Peter Katt, an independent fee-only life-insurance adviser in Mattawan, Mich., said he worked recently to obtain a $5 million, 20-year term-life policy for a generally healthy 56-year-old man. Based on past experience, he anticipated the insurer would offer a "preferred" rate of $20,000 a year. Instead, the insurer offered a "standard" rate, at $44,000. The man opted for a $24,000-a-year policy elsewhere.
Insurers' losses on commercial mortgage investments are only just mounting, and many hold residential mortgage bonds that ratings firms earlier this year downgraded to speculative-grade from investment-grade. To back up the newly designated "junk" bonds under state regulations aimed at protecting policy holders, the industry by year-end must rustle up $9 billion, according to the ACLI. State insurance regulators are considering an ACLI proposal to adjust the rules for valuing residential mortgages to ease insures' capital burden.
Meanwhile, firms are finding capital where they can to bolster claims reserves and plump up capital cushions meant to back up reserves. As markets have rallied, the industry this year has raised more than $12 billion through stock and bond offerings, and two insurers accepted government aid totaling $4.4 billion.
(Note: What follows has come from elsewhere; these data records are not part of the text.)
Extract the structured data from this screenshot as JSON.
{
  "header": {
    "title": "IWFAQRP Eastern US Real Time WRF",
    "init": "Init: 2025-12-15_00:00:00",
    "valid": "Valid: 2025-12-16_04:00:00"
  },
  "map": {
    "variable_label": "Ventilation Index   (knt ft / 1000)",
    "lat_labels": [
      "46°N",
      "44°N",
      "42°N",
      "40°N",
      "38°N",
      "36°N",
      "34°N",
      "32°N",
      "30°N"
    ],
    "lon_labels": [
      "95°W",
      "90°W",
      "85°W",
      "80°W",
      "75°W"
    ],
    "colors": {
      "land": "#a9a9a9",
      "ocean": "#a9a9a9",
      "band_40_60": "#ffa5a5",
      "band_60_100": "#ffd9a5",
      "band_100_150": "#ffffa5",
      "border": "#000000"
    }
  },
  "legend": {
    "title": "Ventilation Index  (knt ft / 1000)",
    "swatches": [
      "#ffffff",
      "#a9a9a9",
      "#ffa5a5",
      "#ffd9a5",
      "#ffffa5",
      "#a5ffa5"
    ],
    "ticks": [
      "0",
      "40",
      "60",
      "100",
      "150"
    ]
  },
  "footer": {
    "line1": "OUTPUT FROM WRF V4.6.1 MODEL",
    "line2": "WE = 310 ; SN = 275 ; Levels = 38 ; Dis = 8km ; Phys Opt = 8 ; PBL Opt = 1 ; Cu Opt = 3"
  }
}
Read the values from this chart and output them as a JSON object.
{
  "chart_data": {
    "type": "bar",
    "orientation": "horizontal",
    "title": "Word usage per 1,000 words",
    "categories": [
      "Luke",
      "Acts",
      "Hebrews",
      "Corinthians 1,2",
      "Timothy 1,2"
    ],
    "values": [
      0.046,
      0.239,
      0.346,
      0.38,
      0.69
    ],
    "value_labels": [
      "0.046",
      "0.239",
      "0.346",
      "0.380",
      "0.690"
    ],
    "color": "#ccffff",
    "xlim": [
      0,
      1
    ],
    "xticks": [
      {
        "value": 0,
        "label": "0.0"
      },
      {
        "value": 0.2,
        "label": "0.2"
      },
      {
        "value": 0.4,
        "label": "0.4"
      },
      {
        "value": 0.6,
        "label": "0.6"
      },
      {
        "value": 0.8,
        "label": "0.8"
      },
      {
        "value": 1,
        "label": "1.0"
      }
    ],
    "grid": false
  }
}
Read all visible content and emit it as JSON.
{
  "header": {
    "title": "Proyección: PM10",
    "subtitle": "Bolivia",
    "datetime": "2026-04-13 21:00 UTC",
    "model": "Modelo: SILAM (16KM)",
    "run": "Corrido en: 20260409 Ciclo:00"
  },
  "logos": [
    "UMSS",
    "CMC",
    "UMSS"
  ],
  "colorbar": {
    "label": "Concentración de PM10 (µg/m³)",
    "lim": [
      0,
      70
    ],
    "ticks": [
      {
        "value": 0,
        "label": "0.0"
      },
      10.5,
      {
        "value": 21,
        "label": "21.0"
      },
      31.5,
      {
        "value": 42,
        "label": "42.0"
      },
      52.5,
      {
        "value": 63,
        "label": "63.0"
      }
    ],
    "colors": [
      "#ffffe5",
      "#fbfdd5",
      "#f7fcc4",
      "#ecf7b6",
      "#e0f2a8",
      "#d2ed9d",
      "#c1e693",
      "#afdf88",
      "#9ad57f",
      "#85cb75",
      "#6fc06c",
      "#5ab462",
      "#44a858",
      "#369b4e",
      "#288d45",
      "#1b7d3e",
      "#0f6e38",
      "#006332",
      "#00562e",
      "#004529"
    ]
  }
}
Insurers also are raising prices as competition eases. For years, ratings-firm and Wall Street analysts cautioned that insurers might be underpricing their no-lapse universal-life policies in a competitive frenzy. And the industry is cutting back sales of variable annuities and similar investments that were costly to them when the market tumbled. Meanwhile, consumers have shied away from variable life insurance, which gives owners exposure to stocks.
On an earnings conference call last month, Jon Boscia, who runs the U.S. insurance operations of Sun Life Financial Inc., explained the company's move away from no-lapse universal life, saying, "Candidly, if you begin to get a lot of [business], you suspect you probably have a pricing error." U.S. units of ING Group NV have increased both term-life rates, up an average of 5%, and no-lapse universal-life rates, up about 10%, said a spokesman, who attributed the jump to higher costs of capital and reserve requirements.
Last week, MetLife Inc.'s chief financial officer, William Wheeler, said at an investor conference that the company would need to set aside capital to support the downgraded residential bonds in its insurance units. He called it "kind of painful," but added that the parent company has ample money on hand to do it, if state regulators don't end up easing the current rules.